I don’t know. I spent a lot of time working on Negativity, and I guess a lot of shit caught up with me.

In the track-by-track notes, you wrote about what you’d been dealing with, from called-off engagements to your dad going to prison [on federal charges of conspiracy and tax fraud]. That’s one reason people have said this is your most personal album yet. To me, it’s also your most polished album, with tighter hooks and arrangements. How did producer Steve Berlin put you through your paces?

Any time I’d instinctually want to do something one way, he’d say, “No, that’s wrong. Do it this way.” I found him really easy to work with. I mean, there were times at first when I would get pretty annoyed. He did change the structure of almost every song that I brought to him.

But I started realizing it was pretty cool. My own songs were getting stuck in my head. He just kind of guided us through the process of making a real song by telling us what people don’t want to listen to.

Was it a new thing to have somebody telling you that you shouldn’t necessarily settle for the first idea that comes to mind, that some ideas require tweaking?

It wasn’t new, but there was just a lot more of it.

You and Vanessa Carlton duet on “In Our Time,” the song you wrote about your parents’ relationship from their perspective. What was it like to take on those roles?

I guess it felt kinda cutesy. But I think it works. I think we did a good job. My mom likes the song. She’s my toughest critic on it. So she’s happy. Vanessa’s mother thinks we should do an entire album of duets. She’s so funny. She mentions it every time she sees me — “Just think, you can go on tour together. You can be on the same bus.”

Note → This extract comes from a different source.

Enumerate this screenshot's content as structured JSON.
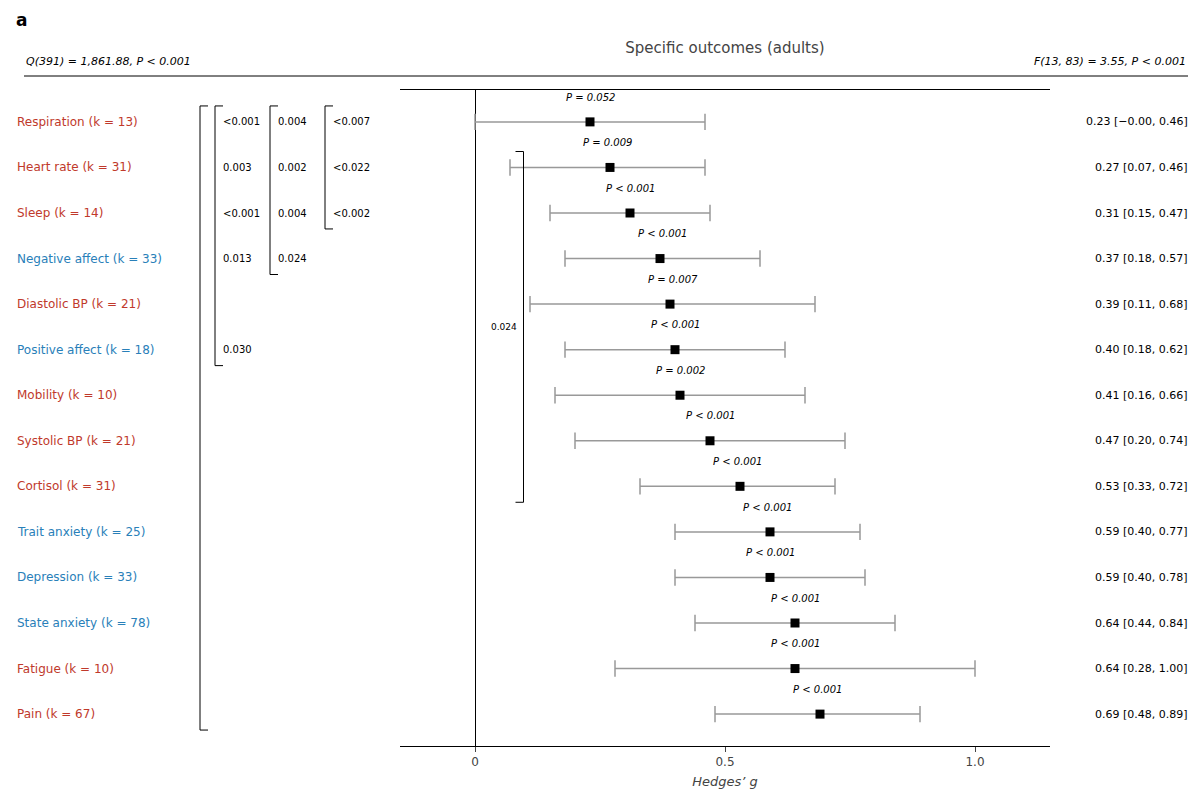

Your mom gets to hear the music you’re making, but your dad doesn’t have access to it while he’s incarcerated. He can only download approved music, and I gather that Deer Tick is not on that list. Were the songs you wrote about him at all affected by the fact that he won’t get to hear them anytime soon?

I just wrote it and put it out and realized that when that day comes that he hears everything, it might be a little awkward. But I’ve got a few years to think about it.

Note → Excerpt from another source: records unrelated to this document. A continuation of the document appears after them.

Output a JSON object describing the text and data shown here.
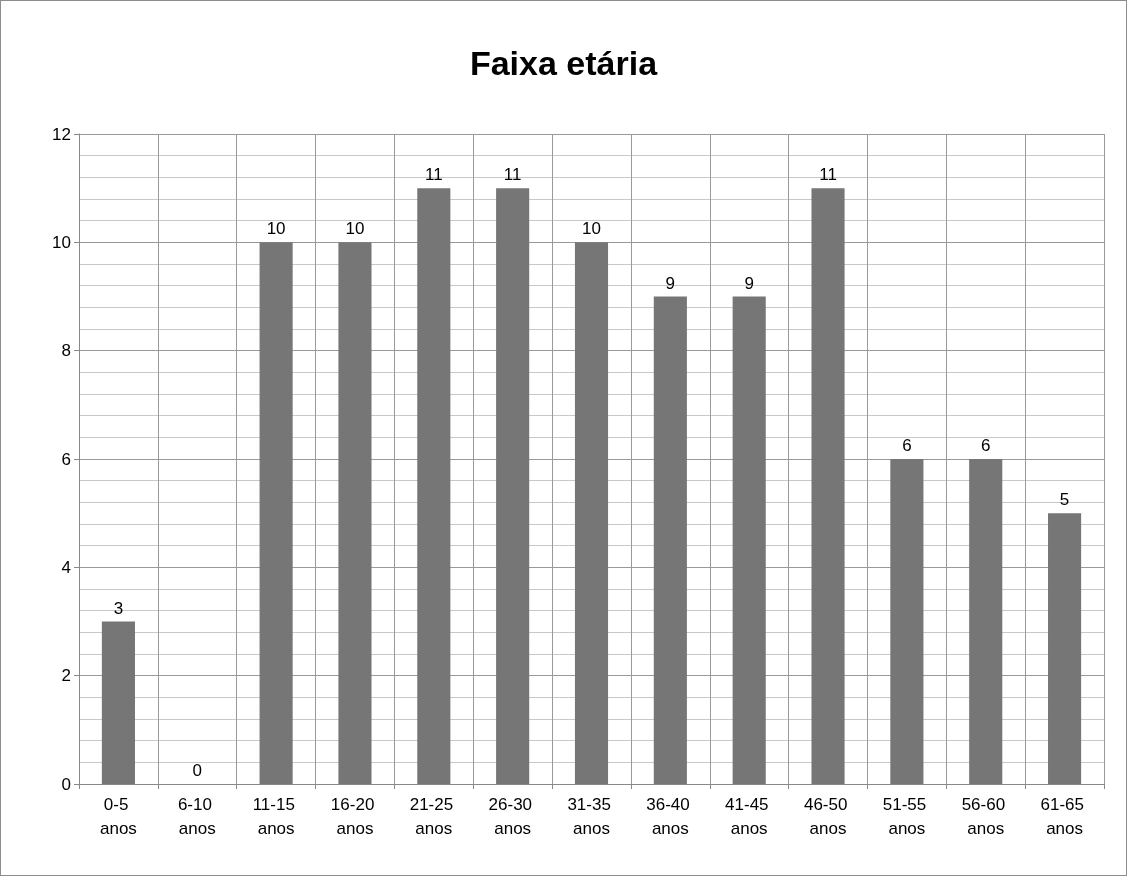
{
  "chart_data": {
    "type": "bar",
    "title": "Faixa etária",
    "categories": [
      "0-5 anos",
      "6-10 anos",
      "11-15 anos",
      "16-20 anos",
      "21-25 anos",
      "26-30 anos",
      "31-35 anos",
      "36-40 anos",
      "41-45 anos",
      "46-50 anos",
      "51-55 anos",
      "56-60 anos",
      "61-65 anos"
    ],
    "values": [
      3,
      0,
      10,
      10,
      11,
      11,
      10,
      9,
      9,
      11,
      6,
      6,
      5
    ],
    "color": "#767676",
    "ylim": [
      0,
      12
    ],
    "yticks": [
      0,
      2,
      4,
      6,
      8,
      10,
      12
    ],
    "grid": true,
    "data_labels": true
  }
}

Unless Deer Tick becomes prison-approved listening in the meantime.

I don’t know how they decide. They approved [my other band] Middle Brother. I think there are some Deer Tick albums that are way more appropriate than the Middle Brother album. (laughs)

You’ve talked about feeling a connection with Levon Helm and named Lightnin’ Hopkins as one of your guitar heroes. What were the first rootsy influences that rubbed off on you?

I probably got it through Nirvana, you know, discovering Leadbelly. And the Meat Puppets. There’s something about hearing Nirvana sing “Where Did You Sleep Last Night.” I knew it wasn’t a Nirvana song, and I had to find out what it was. I mean, the Meat Puppets, that’s a pretty far stretch for some rootsy music, but I guess it’s sorta weird, psychedelic country.

I know you were also a big Beatles fan growing up, and they did their share of borrowing from blues and country early on.

You know, [Buck Owens’] “Act Naturally,” I thought was just a Beatles song. All that stuff, the blues numbers they did, like [Carl Perkins’] “Matchbox,” I assumed they were Beatles songs as a kid. I didn’t know they were covering American country and blues.

When Deer Tick put together a Nirvana covers set, people talked about Kurt Cobain’s influence on you. Have people connected the dots in similar ways when you’ve covered John Prine songs like “Sam Stone” or “Unwed Fathers”?

I think people get a pretty good idea that somebody like John Prine or Townes Van Zandt is just as important to me as Nirvana or the Replacements.

You’ve often talked about going to see John Prine at Carnegie Hall.


You played Carnegie Hall last year yourself. That, along with appearing at Newport Folk Festival and a set I saw you play at Nashville’s Stone Fox, have been occasions to showcase your songs. That’s a different style of performance than people were used to seeing from you a few years back. What’s contributed to the shift?

I guess I just like to be able to showcase the songs the way they were written. I like doing that because I don’t have to load anything in. (laughs) If somebody wants to come see me all by myself, that’s a pretty cool feeling.